Shoulder Press with Dumbbell Side Bends

Two great exercises combined, the shoulder press with dumbbell side bends target the muscles of your core along with shaping shoulders. To begin, stand straight with your feet shoulder-width apart and your knees slightly bent. Hold a dumbbell in each hand, held at the level of your shoulders. Keep your back straight and engage your core as you slowly lean to your left for a side bend. At the same time raise your right arm straight up into a shoulder press. Hold the position for a moment as you feel a stretch in your obliques on the opposite side. You may choose to complete all eight to 12 repetitions on your left side first and then switch to your right side bends. Or you can alternate between left and right side bends.
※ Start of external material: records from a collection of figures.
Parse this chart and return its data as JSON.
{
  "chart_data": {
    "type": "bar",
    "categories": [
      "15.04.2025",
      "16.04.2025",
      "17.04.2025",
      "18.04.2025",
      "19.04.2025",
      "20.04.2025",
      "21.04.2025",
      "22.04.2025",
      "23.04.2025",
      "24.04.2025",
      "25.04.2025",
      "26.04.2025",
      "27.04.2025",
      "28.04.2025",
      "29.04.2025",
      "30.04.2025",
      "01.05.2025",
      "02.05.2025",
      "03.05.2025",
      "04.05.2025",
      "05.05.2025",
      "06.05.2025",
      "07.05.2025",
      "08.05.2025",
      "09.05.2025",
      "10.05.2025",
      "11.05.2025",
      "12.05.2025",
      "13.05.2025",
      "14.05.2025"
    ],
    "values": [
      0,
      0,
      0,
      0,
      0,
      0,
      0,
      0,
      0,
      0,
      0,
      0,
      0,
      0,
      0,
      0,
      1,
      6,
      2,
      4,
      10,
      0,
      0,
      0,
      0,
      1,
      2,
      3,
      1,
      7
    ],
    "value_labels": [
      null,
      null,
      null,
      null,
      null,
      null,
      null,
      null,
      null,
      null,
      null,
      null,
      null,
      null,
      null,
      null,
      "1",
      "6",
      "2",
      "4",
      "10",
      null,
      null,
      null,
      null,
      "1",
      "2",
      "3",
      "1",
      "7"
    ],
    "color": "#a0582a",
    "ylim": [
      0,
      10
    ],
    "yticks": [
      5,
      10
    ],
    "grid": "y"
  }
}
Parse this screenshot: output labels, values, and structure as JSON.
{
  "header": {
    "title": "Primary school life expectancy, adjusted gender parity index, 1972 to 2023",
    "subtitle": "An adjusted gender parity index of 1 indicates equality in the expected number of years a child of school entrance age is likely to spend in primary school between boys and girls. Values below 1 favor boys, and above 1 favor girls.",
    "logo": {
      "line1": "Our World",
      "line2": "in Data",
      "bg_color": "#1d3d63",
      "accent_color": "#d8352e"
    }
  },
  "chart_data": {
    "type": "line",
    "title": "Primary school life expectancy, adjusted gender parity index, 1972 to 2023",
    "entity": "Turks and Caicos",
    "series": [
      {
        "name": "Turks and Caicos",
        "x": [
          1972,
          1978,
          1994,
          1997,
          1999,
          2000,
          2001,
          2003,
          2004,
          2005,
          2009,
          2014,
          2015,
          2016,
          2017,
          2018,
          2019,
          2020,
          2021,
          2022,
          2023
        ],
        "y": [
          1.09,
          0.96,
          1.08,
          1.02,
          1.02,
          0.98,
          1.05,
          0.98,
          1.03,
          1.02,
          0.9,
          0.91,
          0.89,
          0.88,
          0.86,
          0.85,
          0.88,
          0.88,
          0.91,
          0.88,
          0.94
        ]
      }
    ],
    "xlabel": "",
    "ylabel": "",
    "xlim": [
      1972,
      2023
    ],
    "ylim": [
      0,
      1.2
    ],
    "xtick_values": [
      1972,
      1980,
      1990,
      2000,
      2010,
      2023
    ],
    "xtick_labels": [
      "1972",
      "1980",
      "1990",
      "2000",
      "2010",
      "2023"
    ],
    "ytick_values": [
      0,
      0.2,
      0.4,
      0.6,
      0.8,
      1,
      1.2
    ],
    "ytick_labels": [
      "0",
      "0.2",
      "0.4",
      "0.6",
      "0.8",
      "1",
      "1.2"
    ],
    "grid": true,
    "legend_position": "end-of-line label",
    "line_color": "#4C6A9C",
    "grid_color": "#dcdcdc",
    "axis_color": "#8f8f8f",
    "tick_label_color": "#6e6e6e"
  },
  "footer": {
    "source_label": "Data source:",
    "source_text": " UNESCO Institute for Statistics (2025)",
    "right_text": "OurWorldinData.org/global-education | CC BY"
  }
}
Aim for two to three sets. This exercise is highly effective at toning your midsection and sculpting strong shoulders.

Situps with Chest Flys

For an updated challenge to a basic exercise, try performing situps with chest flys. You will be working your core and chest all in one super effective move. Begin by lying on your back and hold a pair of dumbbells in each hand directly above your chest. Perform your chest fly and then engage your core and exhale as you bring your body up to a situp. Inhale and slowly lower your body vertebrae-by-vertebrae back down to the floor. Do not allow your body to flop back down to the start position. That is one repetition. Perform two to three sets of 12 to 15 repetitions. Perform this total-body dumbbell workout on three nonconsecutive days a week.

Tips

According to the Mayo Clinic, when you can easily do more than 15 repetitions of a certain exercise, gradually increase the weight or resistance by 5 to 10 lbs. The last repetition should always be a challenge. Perform this total body workout on three nonconsecutive days a week. If you are consistent you can enjoy noticeable improvements in your strength and stamina in just a few weeks.